Britain's dependence on US technology makes us vulnerable
Last week the FT had an article that I’d particularly recommend anyone who is unfamiliar with such awkwardly-named concepts such as “digital sovereignty” to read.
In a world where our ability to operate effectively is governed in so many ways by the nature of our existence in the digital realm, and where, once again, so many of the online services involved are in fact the exclusive fiefdoms of some weird uber-rich American billionaires who increasingly appear to act under the cringe-worthy control of the more vindicative Trumpist arms of their government - what would it look like for us here in the UK to live a “Life without US tech”?
The experience of ICC judge Nicolas Guillou after Trump decided to impose sanctions upon him simply because he didn’t like some of his rulings provides a clue.
Within days, he was cut off from all the services that rely on US companies. He could not have an American credit card and instead had to rely on cash and national payment systems such as iDEAL in the Netherlands for online transactions.
Wire transfers bounced back. His hotel reservations on Booking.com and Expedia were cancelled. He could not rent a bike from the City of Paris’s public Vélib’ Métropole scheme, which requires a credit card guarantee. Packages delivered by UPS were returned to the sender. His health insurer tried to cut him off.
This is distinct from the occasion where the ICC’s chief prosecutor, Karim Khan, reportedly had access to his Microsoft email account cut off overnight for similarly petulant reasons.
For those of us who are not ICC judges, whilst Trump et al may not have any particular unhinged reason to pick on us personally, it’s not like it’s impossible that our whole country could come under some kind of foreign-government-mandated exclusionary policy in retaliation for some real-or-imagined perceived national slight that one of our citzens made against the big-baby-snowflake president or whatever.
Trump has already threatened to (continue to?) wage a damaging economic war on us if we don’t change our tax laws to suit his preferences. And elsewhere, well, as Jordana Timerman writes: “Reward countries that toe the line, punish those that don’t: that’s how Trump is exerting control in Latin America”.
And that’s all before we discuss all the myriad of other, far more prevalent, ways these services can further turn against our interests well short of an absolute ban, independent of their country’s presidential preferences.
The FT’s “day in a life” flow chart shows how something like that could render us unable to access our email, payment systems, cash, messaging apps, documents, social media, AI tools, online shopping, delivery services, maps or streaming services.
And that in some cases there really aren’t all that many great alternatives we could switch to should the US (or these companies) decide we are not to be served. Or at least not great ones that the average person-in-the-street knows about. The article goes a bit deeper into some of the efforts of Europe in general to extract itself from this obvious trap.

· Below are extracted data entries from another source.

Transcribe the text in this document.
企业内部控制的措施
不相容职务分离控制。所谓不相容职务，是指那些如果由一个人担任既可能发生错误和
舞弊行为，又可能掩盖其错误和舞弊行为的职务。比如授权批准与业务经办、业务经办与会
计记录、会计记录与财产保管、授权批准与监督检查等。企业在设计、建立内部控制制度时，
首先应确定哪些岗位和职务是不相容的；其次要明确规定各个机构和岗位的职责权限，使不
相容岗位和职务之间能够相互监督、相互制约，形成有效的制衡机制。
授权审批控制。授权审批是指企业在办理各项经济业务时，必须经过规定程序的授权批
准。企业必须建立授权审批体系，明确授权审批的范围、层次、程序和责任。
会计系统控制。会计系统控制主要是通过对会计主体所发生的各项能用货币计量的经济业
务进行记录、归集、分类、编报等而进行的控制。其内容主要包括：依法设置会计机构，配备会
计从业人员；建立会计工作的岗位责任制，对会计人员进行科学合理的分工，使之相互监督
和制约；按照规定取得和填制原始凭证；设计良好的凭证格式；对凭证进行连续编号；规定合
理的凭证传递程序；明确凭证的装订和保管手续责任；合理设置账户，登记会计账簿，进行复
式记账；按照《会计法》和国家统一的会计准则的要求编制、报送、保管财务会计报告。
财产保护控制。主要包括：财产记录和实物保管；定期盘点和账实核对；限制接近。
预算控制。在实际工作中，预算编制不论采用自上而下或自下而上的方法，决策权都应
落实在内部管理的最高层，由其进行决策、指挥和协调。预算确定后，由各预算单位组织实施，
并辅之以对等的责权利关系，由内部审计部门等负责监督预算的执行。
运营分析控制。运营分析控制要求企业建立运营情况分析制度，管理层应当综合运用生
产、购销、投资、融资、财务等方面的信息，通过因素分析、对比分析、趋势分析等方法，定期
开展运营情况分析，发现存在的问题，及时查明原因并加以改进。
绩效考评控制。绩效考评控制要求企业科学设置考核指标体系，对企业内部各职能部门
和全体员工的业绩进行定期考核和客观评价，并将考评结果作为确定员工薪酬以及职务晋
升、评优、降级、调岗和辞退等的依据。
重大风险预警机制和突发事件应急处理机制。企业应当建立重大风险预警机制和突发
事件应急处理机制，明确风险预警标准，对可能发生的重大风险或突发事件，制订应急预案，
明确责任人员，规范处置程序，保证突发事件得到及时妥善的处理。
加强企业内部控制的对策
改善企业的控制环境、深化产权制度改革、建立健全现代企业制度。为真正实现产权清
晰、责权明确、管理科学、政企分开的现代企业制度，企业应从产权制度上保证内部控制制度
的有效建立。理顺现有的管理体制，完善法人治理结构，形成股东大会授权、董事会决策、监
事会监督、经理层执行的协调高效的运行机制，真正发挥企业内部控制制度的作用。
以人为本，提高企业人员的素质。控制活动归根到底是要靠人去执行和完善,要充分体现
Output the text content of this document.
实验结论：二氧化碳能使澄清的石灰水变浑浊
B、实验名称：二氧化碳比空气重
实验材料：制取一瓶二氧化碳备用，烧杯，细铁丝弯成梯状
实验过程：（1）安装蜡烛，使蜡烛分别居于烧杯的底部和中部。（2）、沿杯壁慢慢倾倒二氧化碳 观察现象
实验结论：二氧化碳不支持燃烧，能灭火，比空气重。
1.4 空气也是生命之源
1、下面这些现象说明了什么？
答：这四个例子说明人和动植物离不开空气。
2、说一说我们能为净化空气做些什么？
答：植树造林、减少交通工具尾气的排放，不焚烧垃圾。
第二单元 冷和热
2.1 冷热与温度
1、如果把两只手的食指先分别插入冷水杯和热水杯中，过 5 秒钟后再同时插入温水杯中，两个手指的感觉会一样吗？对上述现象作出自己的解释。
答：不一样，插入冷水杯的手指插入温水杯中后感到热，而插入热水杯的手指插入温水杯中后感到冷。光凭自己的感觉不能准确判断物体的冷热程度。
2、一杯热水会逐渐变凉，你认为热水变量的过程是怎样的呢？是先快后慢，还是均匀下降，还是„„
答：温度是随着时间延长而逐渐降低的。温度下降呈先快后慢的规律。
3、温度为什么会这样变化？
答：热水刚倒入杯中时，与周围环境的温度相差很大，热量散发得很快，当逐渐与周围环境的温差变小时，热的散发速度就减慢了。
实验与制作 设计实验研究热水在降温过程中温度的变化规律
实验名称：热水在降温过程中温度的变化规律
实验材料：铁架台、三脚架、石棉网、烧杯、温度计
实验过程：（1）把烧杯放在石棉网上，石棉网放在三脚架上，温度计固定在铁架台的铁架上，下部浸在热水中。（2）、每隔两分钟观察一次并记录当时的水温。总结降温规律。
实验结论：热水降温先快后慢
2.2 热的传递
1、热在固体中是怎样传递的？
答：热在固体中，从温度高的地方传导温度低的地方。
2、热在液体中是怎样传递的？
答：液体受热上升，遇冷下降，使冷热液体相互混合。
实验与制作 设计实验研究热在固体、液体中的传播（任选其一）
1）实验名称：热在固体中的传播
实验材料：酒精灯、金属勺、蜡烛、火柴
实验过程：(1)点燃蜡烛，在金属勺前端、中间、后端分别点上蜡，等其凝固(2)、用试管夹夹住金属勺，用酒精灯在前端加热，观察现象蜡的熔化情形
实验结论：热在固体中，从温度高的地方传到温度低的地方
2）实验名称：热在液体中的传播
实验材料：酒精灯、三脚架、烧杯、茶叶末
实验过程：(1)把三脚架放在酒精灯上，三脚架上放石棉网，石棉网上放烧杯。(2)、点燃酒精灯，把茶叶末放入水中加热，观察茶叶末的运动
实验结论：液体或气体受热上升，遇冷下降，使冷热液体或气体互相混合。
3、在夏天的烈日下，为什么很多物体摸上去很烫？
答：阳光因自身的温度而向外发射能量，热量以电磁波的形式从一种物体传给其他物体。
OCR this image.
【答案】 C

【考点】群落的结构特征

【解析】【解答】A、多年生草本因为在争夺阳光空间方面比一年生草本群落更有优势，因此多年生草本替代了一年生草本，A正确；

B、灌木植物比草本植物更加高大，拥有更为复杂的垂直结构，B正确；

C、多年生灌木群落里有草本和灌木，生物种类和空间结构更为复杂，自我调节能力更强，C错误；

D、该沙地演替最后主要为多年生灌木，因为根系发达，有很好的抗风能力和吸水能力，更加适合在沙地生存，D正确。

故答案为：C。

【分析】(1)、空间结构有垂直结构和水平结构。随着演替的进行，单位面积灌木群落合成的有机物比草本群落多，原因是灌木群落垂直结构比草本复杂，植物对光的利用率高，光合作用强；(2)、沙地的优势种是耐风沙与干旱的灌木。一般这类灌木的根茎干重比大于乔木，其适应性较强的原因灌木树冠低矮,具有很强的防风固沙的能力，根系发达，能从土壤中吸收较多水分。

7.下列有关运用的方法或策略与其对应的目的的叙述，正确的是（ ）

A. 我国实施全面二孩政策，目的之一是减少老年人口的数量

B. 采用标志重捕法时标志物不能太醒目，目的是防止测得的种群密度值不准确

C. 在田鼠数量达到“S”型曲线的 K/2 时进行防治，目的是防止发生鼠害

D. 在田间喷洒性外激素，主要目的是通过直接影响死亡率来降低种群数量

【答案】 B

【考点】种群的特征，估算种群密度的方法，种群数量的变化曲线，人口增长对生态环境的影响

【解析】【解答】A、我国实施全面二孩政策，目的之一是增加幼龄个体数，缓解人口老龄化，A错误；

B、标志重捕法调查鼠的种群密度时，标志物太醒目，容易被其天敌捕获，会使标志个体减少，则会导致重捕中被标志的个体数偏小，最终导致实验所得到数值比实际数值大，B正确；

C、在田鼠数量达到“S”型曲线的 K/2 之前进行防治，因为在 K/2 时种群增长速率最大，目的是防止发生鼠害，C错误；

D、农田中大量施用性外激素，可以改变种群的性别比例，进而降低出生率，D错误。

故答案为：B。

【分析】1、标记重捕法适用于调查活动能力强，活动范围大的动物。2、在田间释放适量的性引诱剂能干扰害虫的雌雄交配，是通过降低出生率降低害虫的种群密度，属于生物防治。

I hope they - I hope we - succeed.
Whilst the real solutions to almost all of today’s massive societal threats are of course actually to be found at the societal level, in the mean time I think this is actually one of those problems we can also usefully take the time to think about ourselves at a personal level. There’s a lot we can do to make ourselves and our loved ones less personally vulnerable to this particular strain of threat.